The effect of the use on the potential market
OpenAI cites the decision in Authors Guild v. Google that snippets shown by Google Books “did not substitute” for the books themselves to argue that, similarly, the snippets employed in training Jukebox do not substitute for the works themselves. This is clearly true at training time, but it’s less clear whether fair use would cover using a generative model to, well, generate.
Imagine a Bizarro-world-Spotify made up entirely of generated samples. You could listen to “AI versions” of all of your favorite artists and Bizarro-Spotify avoids paying any royalties. Jukedeck, a start-up that promised to compose music given a video clip, is an example that’s already on the market (it has since been acquired by Bytedance). These applications do not clearly transform “the purpose and character of the use” of the original training data and may have a market-encroaching effect on “the potential market for or value of the copyrighted work.”
Are people going to Jukedeck/Spotify-alternative because they want to listen to new music – or ersatz cover versions of their favorite artists? Seth Stephens-Davidowitz finds that songs released in your early teens are the most popular among your age group in adulthood.
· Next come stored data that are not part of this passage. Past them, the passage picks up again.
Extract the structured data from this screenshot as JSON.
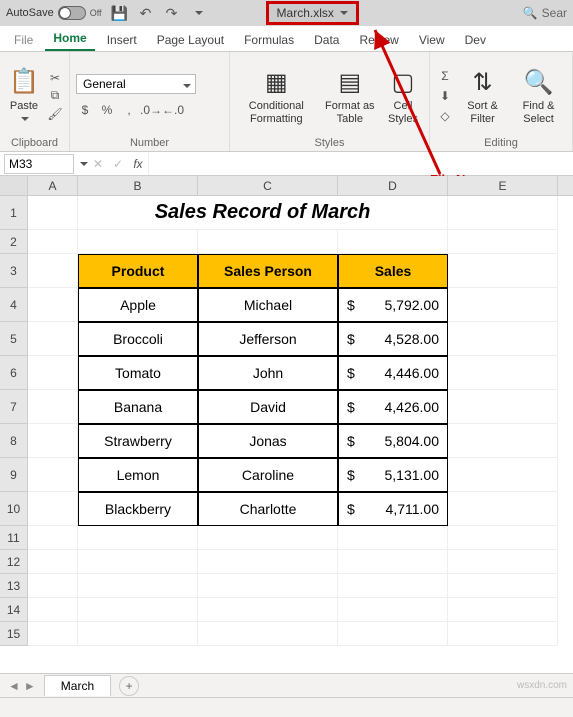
{
  "titlebar": {
    "autosave_label": "AutoSave",
    "autosave_state": "Off",
    "filename": "March.xlsx"
  },
  "search": {
    "label": "Sear"
  },
  "menu": {
    "file": "File",
    "home": "Home",
    "insert": "Insert",
    "page_layout": "Page Layout",
    "formulas": "Formulas",
    "data": "Data",
    "review": "Review",
    "view": "View",
    "dev": "Dev"
  },
  "ribbon": {
    "clipboard": {
      "paste": "Paste",
      "label": "Clipboard"
    },
    "number": {
      "format": "General",
      "label": "Number"
    },
    "styles": {
      "conditional": "Conditional Formatting",
      "format_table": "Format as Table",
      "cell_styles": "Cell Styles",
      "label": "Styles"
    },
    "editing": {
      "sort": "Sort & Filter",
      "find": "Find & Select",
      "label": "Editing"
    }
  },
  "formula_bar": {
    "name_box": "M33",
    "fx": "fx"
  },
  "annotation": {
    "label": "File Name"
  },
  "columns": {
    "A": "A",
    "B": "B",
    "C": "C",
    "D": "D",
    "E": "E"
  },
  "sheet": {
    "title": "Sales Record of March",
    "headers": {
      "product": "Product",
      "person": "Sales Person",
      "sales": "Sales"
    },
    "rows": [
      {
        "product": "Apple",
        "person": "Michael",
        "sales": "5,792.00"
      },
      {
        "product": "Broccoli",
        "person": "Jefferson",
        "sales": "4,528.00"
      },
      {
        "product": "Tomato",
        "person": "John",
        "sales": "4,446.00"
      },
      {
        "product": "Banana",
        "person": "David",
        "sales": "4,426.00"
      },
      {
        "product": "Strawberry",
        "person": "Jonas",
        "sales": "5,804.00"
      },
      {
        "product": "Lemon",
        "person": "Caroline",
        "sales": "5,131.00"
      },
      {
        "product": "Blackberry",
        "person": "Charlotte",
        "sales": "4,711.00"
      }
    ],
    "currency": "$"
  },
  "sheet_tab": {
    "name": "March"
  },
  "watermark": "wsxdn.com"
}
Using 2018 Spotify data he shows that Radiohead’s “Creep” was the 164th most popular song among 38 year-old men (who were pre-bar mitzvah when the song came out) but did not crack the top 300 for men 10 years younger or older. Additionally there’s some evidence that people slow down listening to new music in their 30s and plenty that show streaming’s increasing use as a provider of background music. This is part of what made Pandora a reasonable alternative to iTunes at one point. Pandora was free but offered less control over what you heard and when, whereas iTunes lets you control listening to your favorite artists at a price. Most people don’t just listen to their favorite album on repeat, but they do tune into their favorite radio network that happens to play their favorite album on occasion.
While some market for real music may remain, it’s likely that this Bizarro-Spotify model would be able to displace at least part of the market (and royalties) that currently is owned by the original artists. That said, the effect may just be that we drive a bigger wedge between “superstar” artists and hobbyists making music in their bedrooms. We’ll place a high-value on the “authenticity” of both, but the run-of-the-mill popstar (Rita Ora, Bebe Rexha) will be replaced by music tailored to the listener.
The bottom line is that a Bizarro-Spotify would likely affect the market value of original artists – and so examining the economic impact on that – using a fair use lens – would be a valuable avenue of research. Indeed, while the literature on the impact of automation on labor markets is still quite under-developed, Michael Webb’s research suggests that the impact may be minimal and in fact focused first on largely “high-skilled” professions. Webb’s research relies on a novel technique that compares patent filings with job requirements to identify automatable skills. More research should be done on the effects of limited labor supply and, in particular, on how our perception of high-skilled and low-skilled work informs investment decisions in machine learning.
Fair use doctrine is a good starting place for understanding the potential social and economic ramifications of generative methods, even if it itself may not effectively police their use or address the ethical concerns. Those with the resources to develop, train, and deploy large scale generative models should hand in hand invest in the research discussed, focusing on developing language and technical tools that allow artists to enter the discussion.